By Scott Tingle- NASA Astronaut and DRATs crew member

Booyah from Desert Rats!   We finished week 1 of the test and are enthusiastically moving into the final stages.   Crew A completed countless test events and not only survived, but thrived living in the Deep Space Habitat for 4 days and 3 nights straight.   They optimized work space usage, streamlined processes and experienced much camaraderie.   Today (Monday), Crew A begins a series of EVA test events that will help the community flush out performance characteristics of several operational configurations designed to optimize exploration of deep space locations.

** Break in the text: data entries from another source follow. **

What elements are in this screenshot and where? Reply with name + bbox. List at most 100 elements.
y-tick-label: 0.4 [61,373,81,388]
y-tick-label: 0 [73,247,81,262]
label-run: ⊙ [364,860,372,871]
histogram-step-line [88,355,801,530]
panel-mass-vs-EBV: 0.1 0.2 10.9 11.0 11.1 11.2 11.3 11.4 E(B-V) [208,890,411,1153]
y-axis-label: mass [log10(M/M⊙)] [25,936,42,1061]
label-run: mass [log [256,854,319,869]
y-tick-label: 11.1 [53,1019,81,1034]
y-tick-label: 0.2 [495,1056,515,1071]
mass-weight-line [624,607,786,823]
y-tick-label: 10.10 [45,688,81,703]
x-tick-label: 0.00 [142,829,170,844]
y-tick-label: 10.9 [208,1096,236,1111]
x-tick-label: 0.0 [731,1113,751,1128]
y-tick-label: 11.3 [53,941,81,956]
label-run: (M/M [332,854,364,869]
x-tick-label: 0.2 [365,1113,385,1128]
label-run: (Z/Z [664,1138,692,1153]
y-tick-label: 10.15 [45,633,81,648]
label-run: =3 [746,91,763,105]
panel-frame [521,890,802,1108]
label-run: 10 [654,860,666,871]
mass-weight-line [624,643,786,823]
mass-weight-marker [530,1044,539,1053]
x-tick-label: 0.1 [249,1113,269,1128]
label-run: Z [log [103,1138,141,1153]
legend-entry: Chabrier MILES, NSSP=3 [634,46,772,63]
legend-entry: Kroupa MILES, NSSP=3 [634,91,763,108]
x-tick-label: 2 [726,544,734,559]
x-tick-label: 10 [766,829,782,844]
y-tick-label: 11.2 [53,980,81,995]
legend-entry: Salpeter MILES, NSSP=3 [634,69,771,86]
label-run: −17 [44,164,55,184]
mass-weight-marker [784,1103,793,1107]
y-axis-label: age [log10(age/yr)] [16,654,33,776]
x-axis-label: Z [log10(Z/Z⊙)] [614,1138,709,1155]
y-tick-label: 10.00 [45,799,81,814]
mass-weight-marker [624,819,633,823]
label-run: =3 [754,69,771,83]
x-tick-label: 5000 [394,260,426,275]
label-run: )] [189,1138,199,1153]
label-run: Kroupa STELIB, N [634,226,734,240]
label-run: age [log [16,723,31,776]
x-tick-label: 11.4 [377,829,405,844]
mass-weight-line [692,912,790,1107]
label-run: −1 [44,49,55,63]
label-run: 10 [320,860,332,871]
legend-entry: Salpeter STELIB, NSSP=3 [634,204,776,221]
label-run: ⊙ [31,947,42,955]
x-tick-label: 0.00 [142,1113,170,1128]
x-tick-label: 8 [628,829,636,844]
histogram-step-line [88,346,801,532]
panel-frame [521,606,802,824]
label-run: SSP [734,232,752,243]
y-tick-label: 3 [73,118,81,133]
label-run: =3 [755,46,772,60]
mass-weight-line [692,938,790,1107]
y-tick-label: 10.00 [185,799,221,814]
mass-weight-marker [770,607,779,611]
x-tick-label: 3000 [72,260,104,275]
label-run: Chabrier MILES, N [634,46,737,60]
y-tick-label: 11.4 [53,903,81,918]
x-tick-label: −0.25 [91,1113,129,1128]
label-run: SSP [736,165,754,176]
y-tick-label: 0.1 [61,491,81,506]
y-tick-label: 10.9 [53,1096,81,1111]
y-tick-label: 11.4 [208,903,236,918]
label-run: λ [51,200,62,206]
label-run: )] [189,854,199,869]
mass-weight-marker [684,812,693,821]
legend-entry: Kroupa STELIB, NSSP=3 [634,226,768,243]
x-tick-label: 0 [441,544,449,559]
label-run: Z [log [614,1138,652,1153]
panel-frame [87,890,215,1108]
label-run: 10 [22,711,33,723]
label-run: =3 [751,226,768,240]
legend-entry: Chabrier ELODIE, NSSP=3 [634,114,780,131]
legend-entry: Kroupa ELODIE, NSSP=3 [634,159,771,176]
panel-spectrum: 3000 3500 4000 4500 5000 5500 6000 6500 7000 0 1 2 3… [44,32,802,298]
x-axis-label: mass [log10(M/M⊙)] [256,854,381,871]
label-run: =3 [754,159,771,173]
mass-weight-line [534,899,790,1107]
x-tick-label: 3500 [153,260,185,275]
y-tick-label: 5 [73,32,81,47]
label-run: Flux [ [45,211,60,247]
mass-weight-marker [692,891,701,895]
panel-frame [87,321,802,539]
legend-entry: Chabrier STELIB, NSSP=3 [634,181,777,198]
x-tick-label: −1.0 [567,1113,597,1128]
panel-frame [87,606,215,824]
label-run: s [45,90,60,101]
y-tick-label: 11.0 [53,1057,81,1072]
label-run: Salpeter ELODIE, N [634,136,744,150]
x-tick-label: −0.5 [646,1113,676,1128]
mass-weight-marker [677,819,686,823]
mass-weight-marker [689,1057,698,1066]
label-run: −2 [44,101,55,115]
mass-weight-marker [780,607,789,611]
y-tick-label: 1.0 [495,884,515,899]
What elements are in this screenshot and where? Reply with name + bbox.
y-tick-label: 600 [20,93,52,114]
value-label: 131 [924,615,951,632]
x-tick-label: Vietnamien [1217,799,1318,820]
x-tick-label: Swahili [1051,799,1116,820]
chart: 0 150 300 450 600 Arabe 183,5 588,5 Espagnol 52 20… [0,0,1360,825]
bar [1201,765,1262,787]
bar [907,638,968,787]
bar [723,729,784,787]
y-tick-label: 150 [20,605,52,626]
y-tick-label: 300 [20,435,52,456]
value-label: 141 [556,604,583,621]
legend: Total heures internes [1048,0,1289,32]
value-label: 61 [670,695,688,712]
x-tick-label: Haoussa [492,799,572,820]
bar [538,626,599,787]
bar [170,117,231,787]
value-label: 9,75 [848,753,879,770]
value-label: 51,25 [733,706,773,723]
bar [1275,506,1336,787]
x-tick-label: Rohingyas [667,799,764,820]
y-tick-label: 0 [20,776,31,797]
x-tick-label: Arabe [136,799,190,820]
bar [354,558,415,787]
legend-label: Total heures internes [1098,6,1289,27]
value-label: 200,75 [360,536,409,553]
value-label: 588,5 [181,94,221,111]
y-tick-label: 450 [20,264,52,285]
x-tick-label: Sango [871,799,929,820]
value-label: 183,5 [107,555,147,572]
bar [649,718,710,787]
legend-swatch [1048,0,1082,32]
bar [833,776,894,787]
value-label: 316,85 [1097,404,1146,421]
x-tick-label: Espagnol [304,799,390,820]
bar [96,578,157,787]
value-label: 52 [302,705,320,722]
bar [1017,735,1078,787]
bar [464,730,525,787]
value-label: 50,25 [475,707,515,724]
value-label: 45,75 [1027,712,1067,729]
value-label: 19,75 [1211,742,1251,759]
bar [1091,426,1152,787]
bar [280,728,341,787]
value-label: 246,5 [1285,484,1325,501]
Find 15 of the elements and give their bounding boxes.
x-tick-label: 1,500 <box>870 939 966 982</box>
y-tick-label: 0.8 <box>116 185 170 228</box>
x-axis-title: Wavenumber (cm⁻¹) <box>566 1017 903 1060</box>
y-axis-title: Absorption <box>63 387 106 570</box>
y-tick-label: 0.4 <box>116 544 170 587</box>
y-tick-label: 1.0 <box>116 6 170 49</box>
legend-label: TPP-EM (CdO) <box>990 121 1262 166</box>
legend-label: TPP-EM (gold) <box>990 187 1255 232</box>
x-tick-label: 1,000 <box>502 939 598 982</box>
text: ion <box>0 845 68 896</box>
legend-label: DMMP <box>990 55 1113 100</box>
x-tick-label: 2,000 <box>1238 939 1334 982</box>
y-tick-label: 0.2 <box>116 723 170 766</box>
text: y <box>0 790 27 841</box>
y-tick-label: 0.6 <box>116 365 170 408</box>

Crew B completed several EVA test events and has commenced a 4 day and 3 night test living in the Deep Space Habitat.   Today, Crew A will complete several maintenance tasks designed to evaluate the Habitat for functionality and effectiveness.

The EVA tests have been going fairly smoothly.   As with any complex operation, we have demonstrated the importance of timely and concise communications.   The 50 second delay in communications between earth and our deep space location can make operations extremely challenging.  It has been rewarding to watch the team realize and overcome this challenge as every test event seems to progress more smoothly than the previous event.  The same applies for the processes being completed during our evaluation of the Habitat.   And you’ll be happy to know that our plants inside the habitat are growing like crazy!

Literally hundreds of people have been supporting this test, and the successes discussed here are a direct result of the team efforts.   Specialists managing communications, habitat, rovers, food, shelters, tools, systems and operations have come together to execute this event.   Their efforts have truly been inspiring!